At the novel's final climax, Walter goes to Count Fosco's house to reveal that he has figured out his identity. The men agree that Walter will allow Count Fosco to escape on two conditions, one of which is "a full confession of the conspiracy, written and signed in [Walter's] presence." Collins employs hyperbole in his description of the scene in which Walter watches Count Fosco write:

Each slip as he finished it, was paged, and tossed over his shoulder, out of his way, on the floor. [...] Slip after slip, by dozens, by fifties, by hundreds, flew over his shoulders on either side of him, till he had snowed himself up in paper all round his chair. Hour after hour passed—and there I sat watching; there he sat, writing.
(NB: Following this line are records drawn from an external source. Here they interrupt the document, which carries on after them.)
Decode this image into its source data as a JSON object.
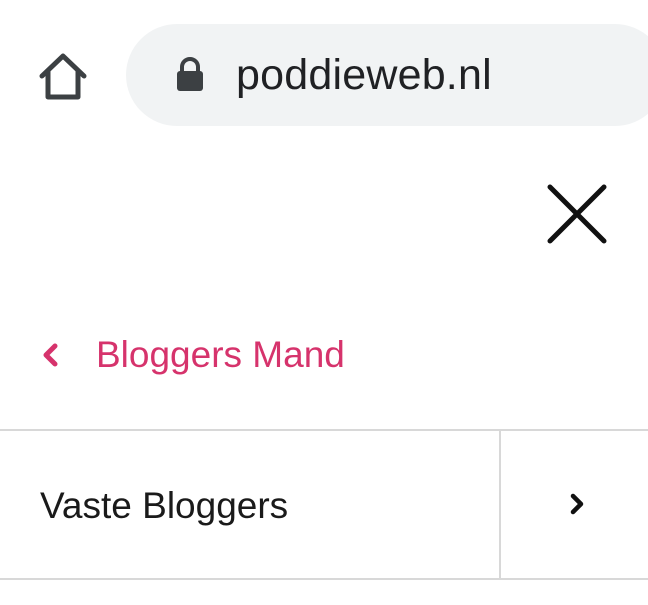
{
  "browser": {
    "url": "poddieweb.nl",
    "icons": {
      "home": "home-icon",
      "lock": "lock-icon"
    }
  },
  "menu": {
    "close_icon": "close-icon",
    "back_label": "Bloggers Mand",
    "back_icon": "chevron-left-icon",
    "items": [
      {
        "label": "Vaste Bloggers",
        "expand_icon": "chevron-right-icon"
      }
    ]
  },
  "colors": {
    "accent": "#d6336c",
    "url_bar_bg": "#f1f3f4",
    "divider": "#d8d8d8",
    "text": "#1a1a1a"
  }
}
Count Fosco does not literally snow himself up in paper—even hundreds of pages would not pile that high around a large adult man's body. Nevertheless, this hyperbolic image of Count Fosco engulfing himself in paper as he furiously scribbles for hours contains important layers of meaning. 

The hyperbolic scene drives home Count Fosco's flamboyant seriousness one final time. He has been caught, and is on the cusp of leaving his house to escape London, but he still takes the time to be faithful to his elegant and eloquent nature. Count Fosco seems aware of the fact that this is his last moment to shine in life—as well as in the novel—as he seizes on the situation with an "enormous audacity" and makes "it the pedestal on which his vanity mounted for the one cherished purpose of self-display."

The scene emphasizes the reader's paradoxical relationship to Count Fosco—he is the novel's evil villain, but he is also the novel's most fascinating character. Collins gives his reader a veritable mastermind in the form of Count Fosco, whose overarching plot is to allure the reader despite his cruelty towards more traditionally sympathetic characters. Even Walter, a character who has several firsthand experiences with the suffering Count Fosco has caused, can't help but feel impressed by "the prodigious strength of his character" as he watches him write.

Count Fosco comes to be buried in the pages of his own narrative. This image is significant because it corresponds with what is taking place on another level: as the Count composes the story of his conspiracy, he is digging his own grave. Similar to how he drowns in paper, he eventually comes to be murdered and thrown into the Seine.